Три рассказа из Шестидесятых, один из Девяностых – но мораль их ни в коем случае не имеет ограничений по срокам.

Именно в моменты насилия, когда мы выступаем против чего-то, мы обнаруживаем то, во что верим, узнаем, есть ли у нас душа. Это поворотные моменты наших жизней.

Боль одиночества

Привычка к ней до сих пор отодвигала его на свою половину кровати. Несмотря на то, что ему не хватало места, чтобы раскинуть руки, или раздвинуть ноги, или лечь под каким-нибудь другим углом, он продолжал спать на своей половине кровати. Такой силы была память о ней, свернувшейся калачиком в центре или прижимающейся к нему спиной, когда их тела изображали пару вопросительных знаков, или как им еще придумывалось лежать в ту или другую ночь… словно она все еще продолжала лежать рядом. Но теперь лишь память о ее тепле держала его в заключении на своей половине. И, связанный по рукам и ногам воспоминаниями и физической потребностью в сне, он возвращался к этому орудию пытки, к этой кровати так редко, как только мог. Бодрствовал до ранних утренних часов, занимался какой-то бессмыслицей, смеялся над смеющимися, подметал дом до тех пор, пока от патологической чистоты не начал бормотать и срываться на визг беззвучно, про себя. Смотрел неинтересные ему фильмы, бесцельно прислушивался к ночным шумам за окном. И наконец, расплющенный грузом часов и требовавших своего телесных функций, падал в ненавистную ему кровать.

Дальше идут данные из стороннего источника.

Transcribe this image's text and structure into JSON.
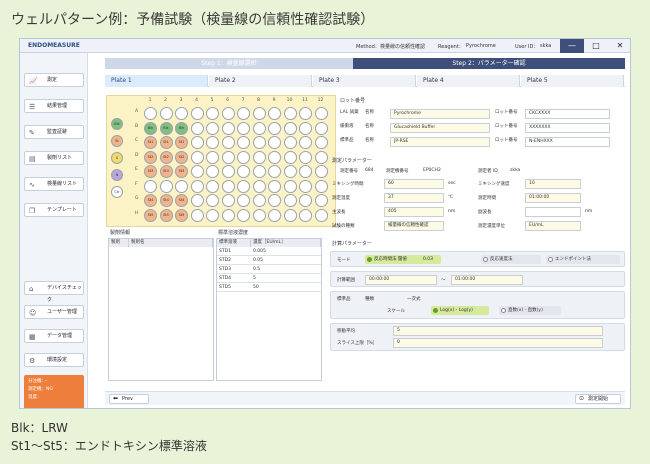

Чтобы спать только на своей половине.

Чтобы видеть сны, полные страха и жестокости.

Этот сон, этот чертов повторяющийся сон – все тот же, не считая мелких отличий: на ту же тему, из ночи в ночь, глава за главой одного и того же рассказа. Словно он купил книгу рассказов-ужастиков: все об одном и том же, но рассказанные по-разному; вот так и эта цепочка темных видений.

Сегодня на него напал номер четырнадцатый. Чисто выбритое дружелюбное лицо с широкой, обаятельной улыбкой. Ежик короткостриженых рыжеватых волос, каштановые брови – на первый взгляд все это создавало впечатление веселой, бесхитростной натуры, добряка, готового на дружбу без всяких условий. При других обстоятельствах, не сомневался Пол, они наверняка стали бы с этим парнем закадычными друзьями. Даже во сне он думал о нем как о «парне» – не как о «юноше», не как о «мужчине», не – что было бы точнее всего – как об убийце. В любом другом месте, за исключением этого подернутого дымкой кошмара, при любом другом сценарии они бы дружески похлопали друг друга по бицепсу и сказали бы друг другу что-нибудь типа: «Эй, чертяка, как сам?». Но это был сон, его последний по времени вариант, и этот славный парень из колледжа стал четырнадцатым. Четырнадцатым в бесконечной веренице симпатичных типов, посланных убить Пола.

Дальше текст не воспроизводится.